Comment Re:Threshold (Score 1) 409

What about when it's all kinds of jobs? What happens when you only need 1 human to maintain 300 machines who can each do the work of 500 people? As more and more of these machines come into the workplace, fewer and fewer jobs are needed. If you automate the building of these machines and that automation can build its own parts as well, you eventually get to a point where there literally isn't enough work for everyone. Capitalism's weakness is automation. It doesn't anticipate the automation of entire industries simultaneously. Most economic theories haven't - particularly when resource creation can't keep up with the population.

Comment Re:Egypt blocks Google... end of story (Score 1) 87

I was replying to the AC post of: "Signal is an awesome app. It reminds me of the old TextSecure app that isn't made any longer, which was a perfect replacement for Android's stock SMS appl" by informing him (and potentially others) that the guys who made TextSecure make Signal as it seemed from the post like AC thought they were completely different apps. It's informative for those who didn't know this information previously, I'm sorry you took offense to that.
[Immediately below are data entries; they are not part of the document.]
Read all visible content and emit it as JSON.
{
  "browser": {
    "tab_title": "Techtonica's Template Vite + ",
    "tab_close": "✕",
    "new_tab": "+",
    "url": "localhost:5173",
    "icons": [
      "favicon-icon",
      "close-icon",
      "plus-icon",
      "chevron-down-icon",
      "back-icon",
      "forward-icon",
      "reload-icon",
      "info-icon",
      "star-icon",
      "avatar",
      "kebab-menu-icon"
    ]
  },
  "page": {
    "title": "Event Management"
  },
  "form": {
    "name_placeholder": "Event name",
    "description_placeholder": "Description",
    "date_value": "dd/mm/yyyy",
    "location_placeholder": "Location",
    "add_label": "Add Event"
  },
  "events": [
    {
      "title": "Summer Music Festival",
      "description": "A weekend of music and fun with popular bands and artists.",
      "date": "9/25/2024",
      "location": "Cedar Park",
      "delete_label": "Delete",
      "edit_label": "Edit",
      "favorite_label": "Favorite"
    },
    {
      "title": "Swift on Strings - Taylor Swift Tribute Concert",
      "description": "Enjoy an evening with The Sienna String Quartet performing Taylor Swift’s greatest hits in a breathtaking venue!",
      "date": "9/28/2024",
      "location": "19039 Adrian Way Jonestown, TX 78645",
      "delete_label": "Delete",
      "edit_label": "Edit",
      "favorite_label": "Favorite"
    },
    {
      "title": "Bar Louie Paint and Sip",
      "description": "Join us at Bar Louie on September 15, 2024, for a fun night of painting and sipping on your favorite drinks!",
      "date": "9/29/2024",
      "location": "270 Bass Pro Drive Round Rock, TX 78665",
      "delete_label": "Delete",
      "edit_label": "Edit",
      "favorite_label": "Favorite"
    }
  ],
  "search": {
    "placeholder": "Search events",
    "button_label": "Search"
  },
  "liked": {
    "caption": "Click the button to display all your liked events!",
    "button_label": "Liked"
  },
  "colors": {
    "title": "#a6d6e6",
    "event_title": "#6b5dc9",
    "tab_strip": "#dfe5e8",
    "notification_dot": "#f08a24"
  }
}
Comment Re:It worked for us... (Score 1) 257

If you're "deploying " software, the concept that most people think of is Enterprise functionality. If your "net connection" (whatever that means) "dies" (whatever that means), chances are your IT staff are working to restore that connectivity before deploying additional software (most of which tends to require SOME sort of network connectivity to be useful). In short, few people ever run entirely local apps in any sort of business...and those that do are so far behind the times that no one really cares.

Comment You were a "convenient" target... (Score 1) 122

...because you didn't want to pay your fair share. Sorry, Apple, it's time to pay the piper. You've benefitted off the backs of Euro taxpayers as you utilized their infrastructure. If the US was smart, we'd get our dues as well. We, THE PEOPLE, don't owe any corporation a penny. They exist solely because we allow them to and in exchange WE get income taxes. It's time to pay up. Your trademarks and assets are protected because of my country's military. That has a price, boys.

Comment Re:Kind of consistent, isn't it? (Score 2, Insightful) 210

MS Spyware, Google Analytics, Alexa, and a billion other pieces of tracking out there. Face it, unless you're running everything through a VPN, through TOR, run NoScript, run an adblocker or two, never use any web features that require Javascript, and never reuse usernames then you're being tracked by some entity somewhere. And even TOR isn't a guarantee these days. You don't have privacy on the internet. You never will have privacy on the internet UNLESS you're willing to give up quite a bit of functionality. And honestly, you shouldn't really expect it. The internet isn't some bastion of freedom. It's a series of highly commercial entities who are providing stuff for you in exchange for their being able to market to you OR sell your information to someone else. It's not even about what's fair and equitable - this is simply about capitalism in its finest, unhindered state. You, the end-user, aren't usually the customer - rather you're the resource. You're going to be harvested regardless of your wishes or desires. Meanwhile you stay on an insecure OS and you make it possible for your machine to become a zombie and interrupt MY experience. Don't like it? Well set aside those Libertarian ideas that \. loves so much, boys, only regulation will fix this kind of crap.

Comment Re:heck of a choice (Score 1) 488

> She did not win a majority the popular vote

48 vs're argument includes the other argument is admittedly simpler but accurate: Hillary won the most votes (from the popular vote pool, not the electoral college) than any of the other candidates.In that sense she had the "majority".

> If we continue down this fictional route

It's a potential route, not a fictional one. A series of events, however unlikely, are plausible. I realize this is pedantic.